Wenn trennende Elemente verbinden
Harmonikatüren schaffen auch Kurven und bieten im Wohnbereich einen ausreichenden Schallschutz. Bild: H&T Raumdesign
Harmonikatüren schaffen auch Kurven und bieten im Wohnbereich einen ausreichenden Schallschutz. Bild: H&T Raumdesign
Mobile Raumteiler. Wie von Zauberhand bewegt, gleiten raumhohe Elemente mit einem Flächengewicht von 60 kg/m2 durch den Raum, positionieren und verspannen sich und bieten so Diskretion, welche sonst nur mit massiven Mauern zu erreichen ist.
Das Bedürfnis, grosse Raumvolumen temporär in kleinere Einheiten zu unterteilen, besteht sowohl in Gewerbebauten, Verkaufsräumen, Gastwirtschaftsbetrieben als auch in Wohnbauten. Den Gestaltungsmög-lichkeiten sind dabei keine Grenzen gesetzt. Als einfachster Raumteiler dient seit jeher der Vorhang. Dieser hat wegen seiner Flexibilität den Vorteil, dass er zu einem sehr reduzierten Volumen gefaltet werden kann. Ausserdem ist er rasch installiert und benötigt keinerlei Anschlüsse an angrenzende Bauteile. Je nach Stoffart absorbiert er Luftschallanteile und unterstützt dadurch das akustische Raumklima.
Entspricht ein Vorhang nicht den Anforderungen des Nutzers, bieten Faltwände oder Harmonikatüren valablen Ersatz. Wie ein Vorhang lassen sich Harmonikatüren auf geraden Strecken und um Kurven einsetzen. Die einschalige Konstruktion reduziert das Faltpaket im geöffneten Zustand auf ein Minimum. Dabei ist insbesondere bei geringen Platzverhältnissen kein Schwenkbereich einer Drehflügeltür erforderlich. Ob farbige, furnierte oder absorbierende Oberflächen, entscheiden die Akustik und die Ästhetik. Durch den einschaligen Aufbau können keine höheren Schalldämmwerte erreicht werden, und es bleibt etwas vom Vorhangcharakter. Soll die Harmonikatür eine gestreckte, gerade Wand ergeben, spricht man von einer Paneelfaltwand. Der Unterschied liegt dabei grundsätzlich in der Optik und geringfügig in den technischen Eigenschaften.
Schiebewände sind die Königsdisziplin der mobilen Raumteiler. In dieser Kategorie kommen neben undurchsichtigen (opaken) auch transparente Bauteile zur Anwendung. Je nach Konstruktionsaufbau können Schall- dämmwerte bis 55 dB oder Brandschutzanforderungen bis Kategorie EI 60 erreicht werden.

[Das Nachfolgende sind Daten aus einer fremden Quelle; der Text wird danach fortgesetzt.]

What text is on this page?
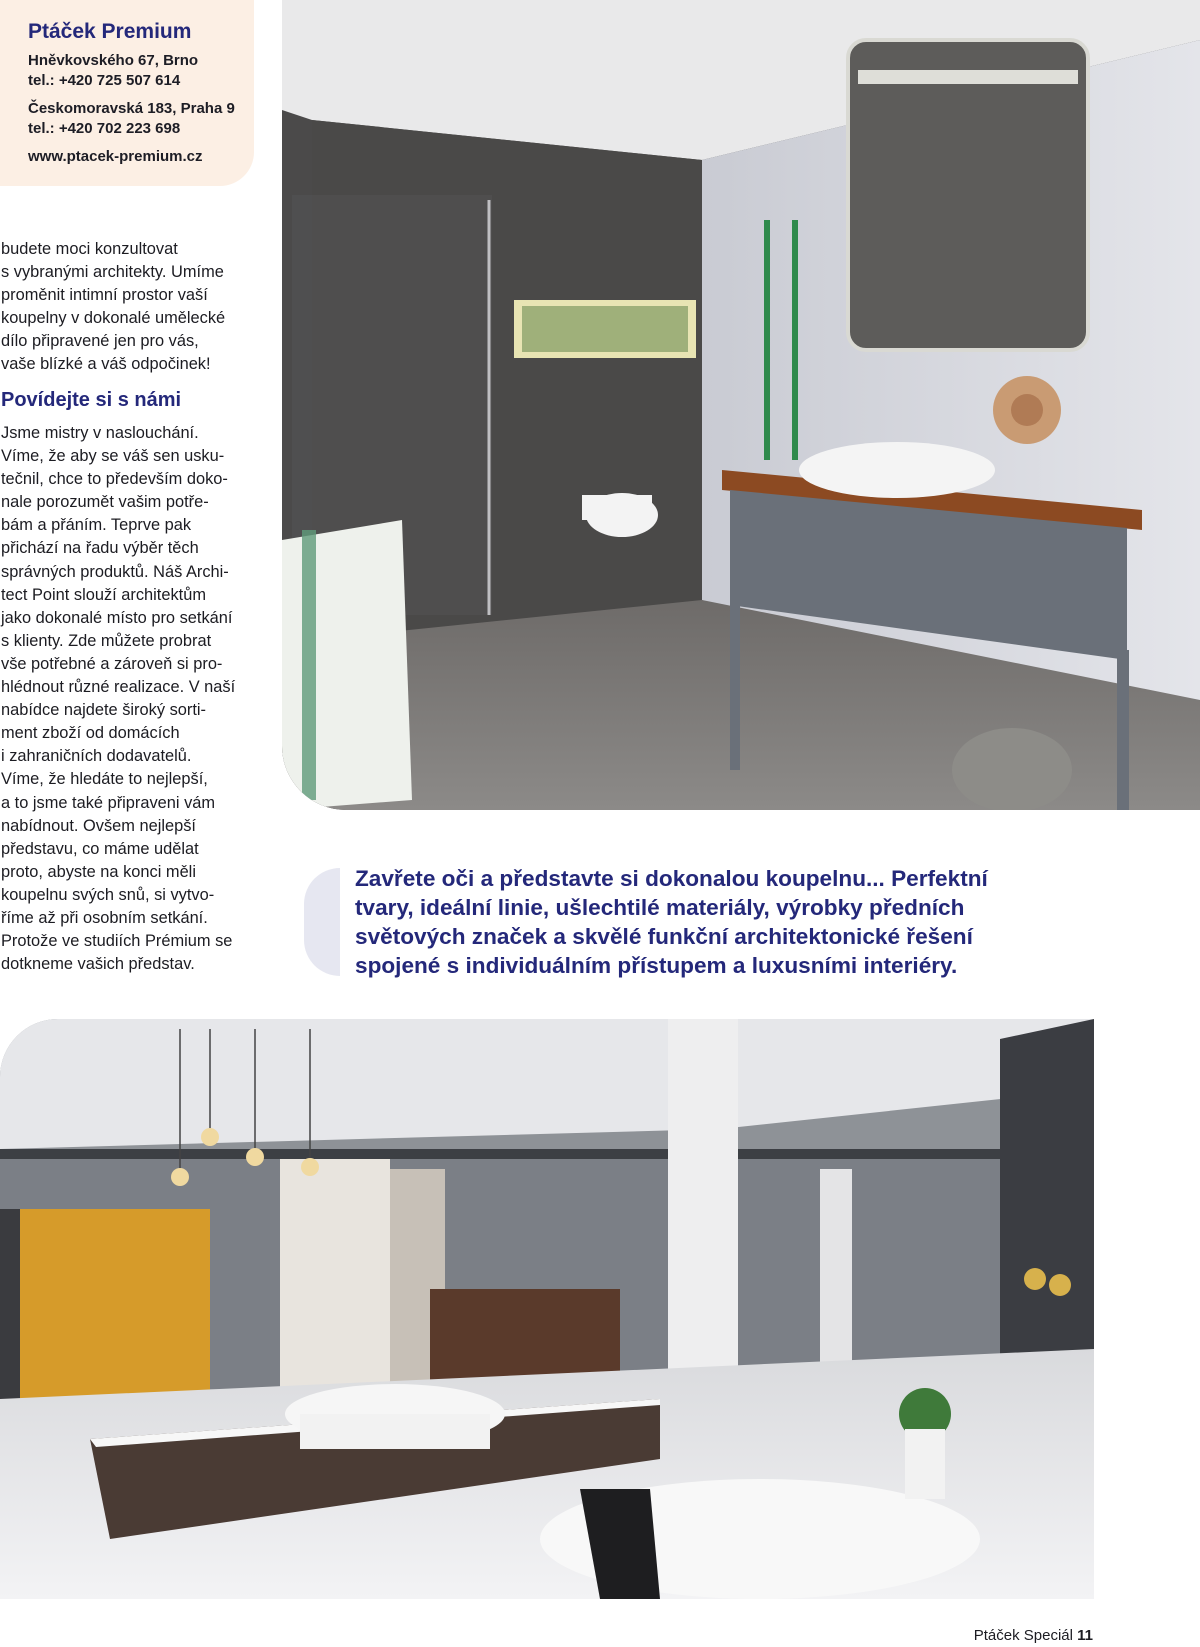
Ptáček Premium
Hněvkovského 67, Brno
tel.: +420 725 507 614
Českomoravská 183, Praha 9
tel.: +420 702 223 698
www.ptacek-premium.cz

budete moci konzultovat

s vybranými architekty. Umíme

proměnit intimní prostor vaší

koupelny v dokonalé umělecké

dílo připravené jen pro vás,

vaše blízké a váš odpočinek!

Povídejte si s námi

Jsme mistry v naslouchání.

Víme, že aby se váš sen usku-

tečnil, chce to především doko-

nale porozumět vašim potře-

bám a přáním. Teprve pak

přichází na řadu výběr těch

správných produktů. Náš Archi-

tect Point slouží architektům

jako dokonalé místo pro setkání

s klienty. Zde můžete probrat

vše potřebné a zároveň si pro-

hlédnout různé realizace. V naší

nabídce najdete široký sorti-

ment zboží od domácích

i zahraničních dodavatelů.

Víme, že hledáte to nejlepší,

a to jsme také připraveni vám

nabídnout. Ovšem nejlepší

představu, co máme udělat

proto, abyste na konci měli

koupelnu svých snů, si vytvo-

říme až při osobním setkání.

Protože ve studiích Prémium se

dotkneme vašich představ.

Zavřete oči a představte si dokonalou koupelnu... Perfektní

tvary, ideální linie, ušlechtilé materiály, výrobky předních

světových značek a skvělé funkční architektonické řešení

spojené s individuálním přístupem a luxusními interiéry.

Ptáček Speciál 11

Es versteht sich von selbst, dass diese Elemente mit Flächengewichten von bis zu 60 kg/m2 auf der Baustelle nur noch mit entsprechenden Hilfsmitteln bewegt werden können. Die Bedienung des Endprodukts erfolgt entweder manuell oder vollautomatisch. Sind die Elemente am Bestimmungsort platziert, erfolgt die Verspannung manuell oder pneumatisch.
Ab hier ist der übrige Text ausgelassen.